Accordo Oracle e OpenAI: prospettive per il B2B e il canale ICT in Italia
Ma cosa significa tutto questo per il mercato italiano? Tre punti emergono chiaramente:
- Domanda di capacità AI – Le imprese italiane, soprattutto nei settori manifatturiero, bancario e della PA, stanno entrando in una fase di sperimentazione avanzata dell’AI generativa. L’accordo Oracle-OpenAI segnala che la disponibilità di potenza di calcolo sarà la vera discriminante competitiva.
- Nuove opportunità per il canale ICT – I partner Oracle in Italia (system integrator, MSP, distributori) avranno l’opportunità di posizionarsi come abilitatori di servizi AI-ready, offrendo soluzioni di data management, sicurezza e compliance costruite sull’infrastruttura Oracle.

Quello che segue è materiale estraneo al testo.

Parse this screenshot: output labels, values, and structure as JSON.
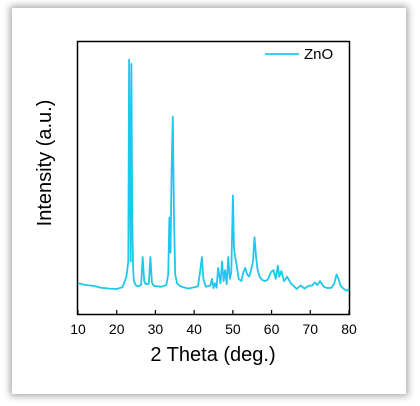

- Pressione sulla governance e sui costi – Con margini in calo e investimenti massicci, i grandi provider cercheranno di trasferire parte dei costi a valle. Le aziende italiane dovranno gestire con attenzione contratti pluriennali, SLA e compliance normativa (GDPR, NIS2, AI Act), facendo leva su partner locali per tradurre queste opportunità in valore concreto.
Per il B2B italiano, l’accordo Oracle-OpenAI non è un evento distante, ma un segnale diretto: la competizione globale per l’AI si tradurrà in nuove architetture tecnologiche, contratti di lungo periodo e necessità di affidarsi a un ecosistema di partner che sappia coniugare infrastruttura e governance.